Three weeks before San Francisco’s high-profile international summit event brings thousands of visiting foreign dignitaries, the city is doing everything it can to bolster its reputation. For many of Chinatown’s restaurants, however, rolling out the red carpet can also mean increased scrutiny.
In recent weeks, inspectors from the San Francisco Department of Public Health have visited multiple Chinatown restaurants for routine inspections, shutting several down temporarily over health code violations and causing a panic wave in the community.
Steven Lee, owner of the century-old Sam Wo restaurant, told The Standard that his business was shut down briefly. And soon, a Google user posted a photo of the “CLOSED” notice that was then displayed on Google Maps.
“We understand that’s protocol,” Lee said. “Shutting us down and putting a notice at our front door won’t help us.”
He later posted the restaurant's “PASS” notice on the Google review, hoping to control any damage to Sam Wo’s reputation.
Lee had heard the rumors that the city was strengthening its enforcement ahead of the Asia-Pacific Economic Cooperation summit next month, which will attract global political and business leaders to San Francisco.

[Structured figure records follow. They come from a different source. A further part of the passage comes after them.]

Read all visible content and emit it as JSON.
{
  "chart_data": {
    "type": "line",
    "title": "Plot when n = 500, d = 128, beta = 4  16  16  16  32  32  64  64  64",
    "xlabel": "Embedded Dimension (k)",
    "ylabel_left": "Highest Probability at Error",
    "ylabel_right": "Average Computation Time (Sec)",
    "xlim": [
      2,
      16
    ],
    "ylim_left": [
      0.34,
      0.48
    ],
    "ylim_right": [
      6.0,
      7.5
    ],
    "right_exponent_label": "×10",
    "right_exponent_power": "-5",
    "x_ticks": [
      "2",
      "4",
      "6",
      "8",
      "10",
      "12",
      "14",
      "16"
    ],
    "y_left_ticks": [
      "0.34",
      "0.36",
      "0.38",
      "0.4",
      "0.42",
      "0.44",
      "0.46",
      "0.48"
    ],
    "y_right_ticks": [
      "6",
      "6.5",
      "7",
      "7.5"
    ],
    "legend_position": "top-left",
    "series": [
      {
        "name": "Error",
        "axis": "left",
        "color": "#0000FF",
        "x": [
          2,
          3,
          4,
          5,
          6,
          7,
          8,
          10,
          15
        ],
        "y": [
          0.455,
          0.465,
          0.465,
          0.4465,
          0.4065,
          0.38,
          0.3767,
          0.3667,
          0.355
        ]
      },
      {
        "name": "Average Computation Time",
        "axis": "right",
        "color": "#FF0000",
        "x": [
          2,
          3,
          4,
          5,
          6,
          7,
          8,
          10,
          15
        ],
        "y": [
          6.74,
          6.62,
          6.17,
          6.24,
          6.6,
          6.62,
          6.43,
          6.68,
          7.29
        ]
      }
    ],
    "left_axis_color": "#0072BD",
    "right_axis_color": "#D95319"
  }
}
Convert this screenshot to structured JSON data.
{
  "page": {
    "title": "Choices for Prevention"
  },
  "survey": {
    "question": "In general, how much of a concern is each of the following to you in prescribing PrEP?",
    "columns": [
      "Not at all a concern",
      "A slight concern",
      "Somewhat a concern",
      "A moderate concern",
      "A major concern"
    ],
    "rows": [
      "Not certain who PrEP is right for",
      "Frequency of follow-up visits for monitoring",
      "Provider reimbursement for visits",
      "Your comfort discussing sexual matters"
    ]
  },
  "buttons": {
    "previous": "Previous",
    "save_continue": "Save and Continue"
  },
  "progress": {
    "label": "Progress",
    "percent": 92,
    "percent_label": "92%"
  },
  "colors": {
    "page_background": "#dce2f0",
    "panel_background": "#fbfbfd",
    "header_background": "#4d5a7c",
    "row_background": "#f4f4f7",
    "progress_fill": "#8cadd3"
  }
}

He said he urged the city to communicate any violations to restaurateurs first and to consider the circumstances that the city’s small businesses have faced.
“The city is putting pressures on small businesses to meet the standard,” Lee said, “but where’s their responsibility to keep the street clean?”
He added that a homeless encampment has been outside Sam Wo for days, and the city hasn’t responded after he filed a report.
The Department of Public Health issued a statement to The Standard confirming multiple inspections and the temporary permit suspensions in Chinatown but denied that the crackdown was related to APEC.
“While facilities may be receiving inspections at different dates and times compared to the previous year,” the statement said, “no facility is receiving additional or different inspections compared to prior years.”
A block away from Sam Wo, the century-old restaurant Far East Cafe also received an inspection.
Kathy Lee, Far East’s second-generation owner, said the restaurant passed its inspection earlier this month, and she understands the city may want to be stricter.
“It could be APEC,” Lee said. “But also, since the reopening, the city doesn't want the businesses to become ‘too relaxed.’”
The battle between city inspectors and Chinatown restaurants is not new. Many of Chinatown’s buildings are old and prohibitively expensive to renovate, so conditions such as rodent and cockroach infestations could easily lead to health violations. However, some critics have slammed the public health department for not understanding Asian and Chinese cuisines and cooking cultures.
Little Paris, a Vietnamese and Chinese restaurant on Stockton Street, was recently cited for food temperature issues but received a conditional pass. Owner Xiaolan Mei told The Standard that she had to throw food away because inspectors determined it wasn’t hot or cold enough.
In Cantonese, she said many Chinatown restaurants and grocery stores are struggling, and the heavy-handed operation will just make more businesses quit altogether.
Normally, the department conducts inspections twice a year with a focus on foodborne illness risks to “ensure health and safety to all San Franciscans and visitors.”
But as the city works to show its best side to the world, Steven Lee’s APEC anxiety might just get started. He's part of an event planning committee tasked with making Chinatown a highlight during the weeklong summit.
"We want to make sure the world knows Chinatown," Lee said. "We want to show the world that we are not the shithole that everybody says we are."